Last week Pontum installed the pilot CO2-recovery system at Hop Notch Brewing. It is the first of its kind plant in Sweden to recover fermentation gas in microbreweries.

Carbon dioxide recycling has long been a hot topic amongst brewers, but commercially possible only for larger breweries, as the cost already for small CO2 recovery systems has started at about 1 million SEK. Pontum’s solution is aimed specifically at microbreweries. It is an efficient and simple solution that takes up little space and will hopefully quickly become popular, both for its value to the breweries’ finances and for our common environmental goals.

When beer is fermented, carbon dioxide is produced naturally, but even so, the carbonation in far too many Swedish beers does not come from the beer’s own carbon dioxide. The gas from beer fermentation is released into the atmosphere and contributes to the greenhouse effect. Later, carbon dioxide is bought from gas suppliers and, in addition to costing money, it requires planning, logistics and environmentally burdensome transport.

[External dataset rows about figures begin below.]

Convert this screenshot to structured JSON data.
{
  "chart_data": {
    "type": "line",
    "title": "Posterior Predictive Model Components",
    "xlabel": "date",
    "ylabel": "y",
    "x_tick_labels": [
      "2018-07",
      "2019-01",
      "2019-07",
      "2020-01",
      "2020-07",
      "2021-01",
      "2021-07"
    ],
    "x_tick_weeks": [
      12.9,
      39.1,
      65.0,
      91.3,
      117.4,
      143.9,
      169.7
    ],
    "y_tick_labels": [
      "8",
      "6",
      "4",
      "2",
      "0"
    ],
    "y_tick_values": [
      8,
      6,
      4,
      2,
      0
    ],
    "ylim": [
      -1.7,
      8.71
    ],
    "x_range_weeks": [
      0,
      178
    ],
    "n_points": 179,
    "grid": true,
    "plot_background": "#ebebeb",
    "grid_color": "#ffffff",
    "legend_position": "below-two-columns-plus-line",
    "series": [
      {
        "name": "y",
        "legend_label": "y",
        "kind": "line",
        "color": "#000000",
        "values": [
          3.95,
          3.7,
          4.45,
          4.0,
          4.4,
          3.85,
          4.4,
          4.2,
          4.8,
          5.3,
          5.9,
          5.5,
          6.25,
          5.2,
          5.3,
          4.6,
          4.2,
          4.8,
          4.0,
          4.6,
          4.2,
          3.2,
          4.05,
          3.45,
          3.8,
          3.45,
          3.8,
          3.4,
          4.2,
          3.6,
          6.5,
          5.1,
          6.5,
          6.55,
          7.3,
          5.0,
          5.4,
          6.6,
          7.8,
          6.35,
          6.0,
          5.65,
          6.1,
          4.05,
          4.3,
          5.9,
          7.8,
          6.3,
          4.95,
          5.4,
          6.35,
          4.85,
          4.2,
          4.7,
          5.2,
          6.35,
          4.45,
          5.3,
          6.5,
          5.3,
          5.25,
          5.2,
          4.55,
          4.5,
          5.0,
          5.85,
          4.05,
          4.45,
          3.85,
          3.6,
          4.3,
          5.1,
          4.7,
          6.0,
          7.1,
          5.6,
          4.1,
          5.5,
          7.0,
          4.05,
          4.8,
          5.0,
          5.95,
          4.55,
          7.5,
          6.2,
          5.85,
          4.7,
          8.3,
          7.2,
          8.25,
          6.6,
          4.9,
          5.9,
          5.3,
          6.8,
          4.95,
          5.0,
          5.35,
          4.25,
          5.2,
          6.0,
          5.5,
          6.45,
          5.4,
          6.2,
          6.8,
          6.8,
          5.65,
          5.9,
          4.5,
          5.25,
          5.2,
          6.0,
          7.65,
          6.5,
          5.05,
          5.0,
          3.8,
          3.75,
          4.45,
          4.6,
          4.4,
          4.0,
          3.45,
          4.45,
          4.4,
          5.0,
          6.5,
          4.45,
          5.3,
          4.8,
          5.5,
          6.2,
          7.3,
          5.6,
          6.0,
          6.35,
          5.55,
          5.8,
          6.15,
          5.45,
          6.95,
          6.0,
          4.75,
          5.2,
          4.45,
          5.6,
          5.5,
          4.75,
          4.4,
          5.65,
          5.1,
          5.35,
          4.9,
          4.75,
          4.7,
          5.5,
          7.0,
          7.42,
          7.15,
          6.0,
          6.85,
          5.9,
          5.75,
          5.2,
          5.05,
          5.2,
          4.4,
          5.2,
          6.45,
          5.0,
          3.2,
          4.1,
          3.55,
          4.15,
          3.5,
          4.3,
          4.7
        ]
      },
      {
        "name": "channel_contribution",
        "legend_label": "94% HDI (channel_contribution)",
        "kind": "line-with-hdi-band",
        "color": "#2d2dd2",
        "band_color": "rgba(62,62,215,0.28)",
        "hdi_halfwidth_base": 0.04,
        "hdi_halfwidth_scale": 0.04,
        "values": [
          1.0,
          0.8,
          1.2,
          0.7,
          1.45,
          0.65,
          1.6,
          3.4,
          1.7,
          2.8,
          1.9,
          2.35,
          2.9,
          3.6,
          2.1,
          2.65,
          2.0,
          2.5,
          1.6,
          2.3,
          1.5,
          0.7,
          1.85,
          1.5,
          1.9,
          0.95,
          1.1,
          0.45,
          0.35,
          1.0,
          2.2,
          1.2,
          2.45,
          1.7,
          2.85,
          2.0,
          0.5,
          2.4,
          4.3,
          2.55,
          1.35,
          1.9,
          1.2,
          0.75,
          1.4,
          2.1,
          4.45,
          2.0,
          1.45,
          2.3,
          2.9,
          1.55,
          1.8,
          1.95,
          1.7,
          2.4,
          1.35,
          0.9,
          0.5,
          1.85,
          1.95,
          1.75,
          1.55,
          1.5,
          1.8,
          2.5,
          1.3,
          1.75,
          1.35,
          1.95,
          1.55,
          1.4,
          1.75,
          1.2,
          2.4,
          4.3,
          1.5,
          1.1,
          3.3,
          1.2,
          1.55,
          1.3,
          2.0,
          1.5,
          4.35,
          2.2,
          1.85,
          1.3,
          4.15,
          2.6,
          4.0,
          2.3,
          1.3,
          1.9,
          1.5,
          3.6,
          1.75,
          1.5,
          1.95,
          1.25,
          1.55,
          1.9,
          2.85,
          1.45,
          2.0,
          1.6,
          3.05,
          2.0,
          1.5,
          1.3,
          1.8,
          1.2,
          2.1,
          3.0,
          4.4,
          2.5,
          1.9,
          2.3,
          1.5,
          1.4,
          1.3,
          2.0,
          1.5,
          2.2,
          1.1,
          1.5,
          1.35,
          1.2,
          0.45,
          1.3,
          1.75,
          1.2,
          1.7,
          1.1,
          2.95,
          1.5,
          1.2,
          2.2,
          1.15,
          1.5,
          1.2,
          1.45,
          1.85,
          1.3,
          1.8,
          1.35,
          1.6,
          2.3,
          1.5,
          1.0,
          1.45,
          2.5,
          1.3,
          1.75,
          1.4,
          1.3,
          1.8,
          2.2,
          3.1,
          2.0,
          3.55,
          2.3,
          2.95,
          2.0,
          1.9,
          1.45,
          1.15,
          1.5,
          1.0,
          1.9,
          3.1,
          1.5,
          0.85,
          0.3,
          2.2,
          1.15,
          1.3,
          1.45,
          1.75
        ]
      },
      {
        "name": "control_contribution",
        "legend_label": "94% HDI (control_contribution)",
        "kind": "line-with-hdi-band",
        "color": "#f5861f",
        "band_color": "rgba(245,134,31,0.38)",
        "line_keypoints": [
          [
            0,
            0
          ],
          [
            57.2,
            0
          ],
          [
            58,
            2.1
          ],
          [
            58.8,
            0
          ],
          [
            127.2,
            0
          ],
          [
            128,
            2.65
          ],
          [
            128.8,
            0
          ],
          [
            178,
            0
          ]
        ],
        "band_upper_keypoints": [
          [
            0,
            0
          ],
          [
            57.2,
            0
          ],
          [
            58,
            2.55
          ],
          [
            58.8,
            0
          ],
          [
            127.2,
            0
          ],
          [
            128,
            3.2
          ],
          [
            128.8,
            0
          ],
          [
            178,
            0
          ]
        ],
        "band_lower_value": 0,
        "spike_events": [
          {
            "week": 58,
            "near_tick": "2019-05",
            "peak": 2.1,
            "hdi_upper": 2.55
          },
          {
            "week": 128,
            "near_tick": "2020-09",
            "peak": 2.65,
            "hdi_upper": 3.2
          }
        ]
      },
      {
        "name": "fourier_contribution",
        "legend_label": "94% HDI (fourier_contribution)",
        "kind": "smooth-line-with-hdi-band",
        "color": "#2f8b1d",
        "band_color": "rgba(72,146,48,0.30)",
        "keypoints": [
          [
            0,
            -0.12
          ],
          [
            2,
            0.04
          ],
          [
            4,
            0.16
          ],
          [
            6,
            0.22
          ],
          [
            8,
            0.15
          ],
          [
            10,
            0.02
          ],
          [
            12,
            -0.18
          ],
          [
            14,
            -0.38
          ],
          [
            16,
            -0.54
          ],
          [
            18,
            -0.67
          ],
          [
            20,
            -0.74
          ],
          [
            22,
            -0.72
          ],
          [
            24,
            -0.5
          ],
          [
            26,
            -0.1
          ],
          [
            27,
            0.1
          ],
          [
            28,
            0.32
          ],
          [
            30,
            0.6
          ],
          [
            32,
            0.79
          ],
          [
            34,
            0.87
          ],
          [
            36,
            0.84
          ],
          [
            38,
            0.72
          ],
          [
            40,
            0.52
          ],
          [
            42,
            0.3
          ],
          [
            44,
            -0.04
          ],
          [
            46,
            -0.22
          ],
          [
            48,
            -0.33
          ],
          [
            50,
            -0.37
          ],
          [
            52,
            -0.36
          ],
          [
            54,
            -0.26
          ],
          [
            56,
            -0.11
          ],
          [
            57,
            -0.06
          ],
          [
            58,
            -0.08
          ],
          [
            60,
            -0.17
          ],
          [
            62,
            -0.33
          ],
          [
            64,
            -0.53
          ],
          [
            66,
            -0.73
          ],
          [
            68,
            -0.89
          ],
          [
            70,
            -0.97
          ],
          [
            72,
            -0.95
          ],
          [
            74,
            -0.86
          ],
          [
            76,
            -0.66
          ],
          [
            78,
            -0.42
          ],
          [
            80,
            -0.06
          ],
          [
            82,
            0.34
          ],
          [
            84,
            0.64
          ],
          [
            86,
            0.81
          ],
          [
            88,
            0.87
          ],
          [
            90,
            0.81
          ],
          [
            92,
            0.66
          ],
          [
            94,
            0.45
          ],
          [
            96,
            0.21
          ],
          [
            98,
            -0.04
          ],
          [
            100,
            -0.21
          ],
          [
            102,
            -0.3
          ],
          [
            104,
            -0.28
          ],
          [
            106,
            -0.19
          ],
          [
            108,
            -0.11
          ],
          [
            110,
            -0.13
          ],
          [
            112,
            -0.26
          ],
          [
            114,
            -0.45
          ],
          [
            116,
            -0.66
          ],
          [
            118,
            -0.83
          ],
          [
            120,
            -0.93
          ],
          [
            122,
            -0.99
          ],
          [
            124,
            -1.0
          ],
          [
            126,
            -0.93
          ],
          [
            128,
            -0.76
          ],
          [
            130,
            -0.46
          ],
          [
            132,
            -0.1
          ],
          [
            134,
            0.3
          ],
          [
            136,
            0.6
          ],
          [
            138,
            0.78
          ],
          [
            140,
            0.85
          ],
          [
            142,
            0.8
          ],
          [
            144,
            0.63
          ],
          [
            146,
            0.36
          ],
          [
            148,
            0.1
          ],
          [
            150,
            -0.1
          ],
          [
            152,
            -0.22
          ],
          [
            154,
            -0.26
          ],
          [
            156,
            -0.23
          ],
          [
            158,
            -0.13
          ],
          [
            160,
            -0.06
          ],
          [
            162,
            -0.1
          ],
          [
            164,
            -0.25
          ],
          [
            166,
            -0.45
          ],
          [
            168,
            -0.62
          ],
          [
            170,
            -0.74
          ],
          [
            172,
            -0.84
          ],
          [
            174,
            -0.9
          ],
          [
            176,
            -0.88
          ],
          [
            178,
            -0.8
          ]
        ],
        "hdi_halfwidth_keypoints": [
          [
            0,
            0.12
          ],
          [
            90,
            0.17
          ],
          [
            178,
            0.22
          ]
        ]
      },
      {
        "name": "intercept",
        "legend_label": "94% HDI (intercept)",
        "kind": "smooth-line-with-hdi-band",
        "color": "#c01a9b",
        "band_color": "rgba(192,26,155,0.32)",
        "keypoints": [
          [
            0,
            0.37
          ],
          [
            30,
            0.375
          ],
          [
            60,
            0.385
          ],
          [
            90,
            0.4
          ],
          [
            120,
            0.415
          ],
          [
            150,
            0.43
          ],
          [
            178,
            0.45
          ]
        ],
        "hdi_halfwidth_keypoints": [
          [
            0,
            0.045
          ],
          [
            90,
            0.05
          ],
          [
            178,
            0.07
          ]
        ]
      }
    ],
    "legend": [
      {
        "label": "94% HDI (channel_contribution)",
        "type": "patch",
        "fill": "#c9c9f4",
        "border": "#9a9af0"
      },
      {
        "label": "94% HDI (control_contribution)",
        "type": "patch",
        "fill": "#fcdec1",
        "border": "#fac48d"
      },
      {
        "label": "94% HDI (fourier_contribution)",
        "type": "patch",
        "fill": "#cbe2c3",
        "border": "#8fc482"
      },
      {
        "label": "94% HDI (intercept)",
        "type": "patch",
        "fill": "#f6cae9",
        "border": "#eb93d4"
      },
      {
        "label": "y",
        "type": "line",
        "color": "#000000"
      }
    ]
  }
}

So not very cost-effective for breweries to waste their own gas in this way, and then buy new. And, even if that hasn’t been the case yet, you never know when a supplier might stop delivering in the quantity or at the price you want. It has been a problem in, for example, both Europe and the USA, where more and more breweries are now investigating the possibilities of recovering the gas directly from the beer. The problem they run into is that the facilities are far too expensive and take up too much space.